Entretenir une identité forte

Les jeunes générations sont, en outre, bien moins attachées que leurs aînées à certaines marques. Au contraire, elles sont plutôt attirées par la nouveauté, surtout lorsque la marque de niche qu'elles ont débusquée leur promet un service particulièrement adapté à leurs besoins. De plus, les mécanismes d'influence ont beaucoup été chamboulés par les réseaux sociaux et les influenceurs. Dans la mesure où l'on décide d'acheter une crème pour le visage parce qu'elle a été recommandée sur un blog, plus besoin des conseils d'une vendeuse en magasin. Au contraire, la frugalité des moyens des marques web les pousse à explorer un marketing moins conventionnel et plus apte à bousculer les acteurs en place. Par définition, elles ont une personnalité et quelque chose à dire. Ensuite, des millions de dollars de budget publicitaire ne sont plus nécessaires pour "valider" leur message. Un bon buzz suffit.

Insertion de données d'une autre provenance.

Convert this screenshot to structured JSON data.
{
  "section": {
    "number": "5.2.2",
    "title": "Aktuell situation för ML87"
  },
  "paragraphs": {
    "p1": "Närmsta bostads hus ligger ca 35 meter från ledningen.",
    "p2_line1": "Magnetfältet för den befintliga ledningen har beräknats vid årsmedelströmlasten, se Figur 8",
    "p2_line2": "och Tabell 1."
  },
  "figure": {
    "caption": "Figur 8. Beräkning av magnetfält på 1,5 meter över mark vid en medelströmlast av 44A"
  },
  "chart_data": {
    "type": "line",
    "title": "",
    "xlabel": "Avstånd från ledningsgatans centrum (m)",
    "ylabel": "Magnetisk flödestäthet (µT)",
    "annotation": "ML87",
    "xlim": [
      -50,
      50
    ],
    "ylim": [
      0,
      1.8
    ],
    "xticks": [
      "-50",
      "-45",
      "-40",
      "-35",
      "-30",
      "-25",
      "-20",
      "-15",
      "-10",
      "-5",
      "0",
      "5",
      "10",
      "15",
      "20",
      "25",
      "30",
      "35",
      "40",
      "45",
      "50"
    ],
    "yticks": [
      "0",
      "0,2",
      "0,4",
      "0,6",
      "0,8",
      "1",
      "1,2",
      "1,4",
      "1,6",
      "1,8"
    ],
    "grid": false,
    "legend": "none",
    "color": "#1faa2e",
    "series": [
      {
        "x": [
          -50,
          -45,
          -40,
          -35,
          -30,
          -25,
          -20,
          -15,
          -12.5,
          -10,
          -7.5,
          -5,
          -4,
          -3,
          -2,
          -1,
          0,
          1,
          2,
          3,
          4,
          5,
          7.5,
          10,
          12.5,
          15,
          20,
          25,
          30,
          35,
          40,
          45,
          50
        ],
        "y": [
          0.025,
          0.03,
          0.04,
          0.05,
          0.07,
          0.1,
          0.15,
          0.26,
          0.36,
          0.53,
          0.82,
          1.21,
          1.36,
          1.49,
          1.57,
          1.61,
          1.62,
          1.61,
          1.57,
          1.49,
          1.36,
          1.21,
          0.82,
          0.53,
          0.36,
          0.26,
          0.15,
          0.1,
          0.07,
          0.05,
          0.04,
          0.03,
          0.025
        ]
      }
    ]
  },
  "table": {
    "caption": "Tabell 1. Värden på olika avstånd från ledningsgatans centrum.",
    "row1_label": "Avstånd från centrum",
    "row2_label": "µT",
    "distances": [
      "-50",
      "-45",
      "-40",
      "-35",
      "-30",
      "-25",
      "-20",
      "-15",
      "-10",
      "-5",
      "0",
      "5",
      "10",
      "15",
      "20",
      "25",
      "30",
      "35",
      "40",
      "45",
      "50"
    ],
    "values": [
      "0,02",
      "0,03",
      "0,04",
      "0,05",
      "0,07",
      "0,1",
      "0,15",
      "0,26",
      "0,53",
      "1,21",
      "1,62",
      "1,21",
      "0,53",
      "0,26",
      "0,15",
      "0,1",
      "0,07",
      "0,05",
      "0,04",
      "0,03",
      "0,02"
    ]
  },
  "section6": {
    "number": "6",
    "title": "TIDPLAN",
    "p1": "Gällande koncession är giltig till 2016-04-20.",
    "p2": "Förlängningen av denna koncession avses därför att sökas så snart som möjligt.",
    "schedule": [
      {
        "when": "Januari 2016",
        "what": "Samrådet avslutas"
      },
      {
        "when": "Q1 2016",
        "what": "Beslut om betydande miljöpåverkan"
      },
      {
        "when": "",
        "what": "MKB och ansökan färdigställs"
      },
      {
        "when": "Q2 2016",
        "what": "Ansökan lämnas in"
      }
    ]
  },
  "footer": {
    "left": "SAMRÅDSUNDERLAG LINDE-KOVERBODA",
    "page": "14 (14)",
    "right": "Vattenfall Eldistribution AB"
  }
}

Thinx, marque DTC de sous-vêtements périodiques. © Thinx

Enfin, les marques direct-to-consumer profitent des bénéfices classiques de l'intégration verticale. L'exécution est bien sûr plus ardue, mais au moins, si personne ne commercialise les mêmes produits, à commencer par Amazon, le consommateur ne les achètera pas ailleurs. Il est d'ailleurs frappant de voir que les marques direct-to-consumer se gardent souvent de vendre sur Amazon ou d'autres marketplaces. Elles s'autorisent bien quelques concept stores à la Colette ou Moma Design Store pour peaufiner leur image, quelques pop-up stores ou showrooms pour montrer leurs produits, ou quelques partenariats avec des grands magasins au moment de Noël. Mais au début, pas question de partager le contrôle du canal de vente. Il sera toujours temps ultérieurement de négocier une exposition en bonne place chez les retailers traditionnels.

Vers une recomposition des rapports de force

La poussée du direct-to-consumer laisse d'ailleurs présager une évolution de la chaîne de valeur du retail. Les distributeurs développent leurs marques propres avec encore plus d'application depuis l'avènement de l'e-commerce et du showrooming, quitte à inquiéter les marques. Celles-ci reprenant l'avantage, l'utilité première des retailers - sélectionner les produits et apporter des acheteurs aux marques - deviendra de moins en moins évidente. Le rapport de force ne basculera sans doute pas brutalement, mais les positionnements et les stratégies de chacun sont amenés à évoluer.

Un Zalando, par exemple, surveille de près les marques direct-to-consumer et, pour rester pertinent, mise sur l'accompagnement technologique qu'il fournit aux marques davantage que sur son métier de distributeur. Même Michel-Edouard Leclerc explique s'attendre à ce que les enseignes de distribution doivent remettre à niveau toute leur offre pour satisfaire les nouvelles exigences des consommateurs, que ce soit en matière de qualité, de nutrition ou encore d'environnement. Les marques direct-to-consumer sont en train de leur montrer la voie.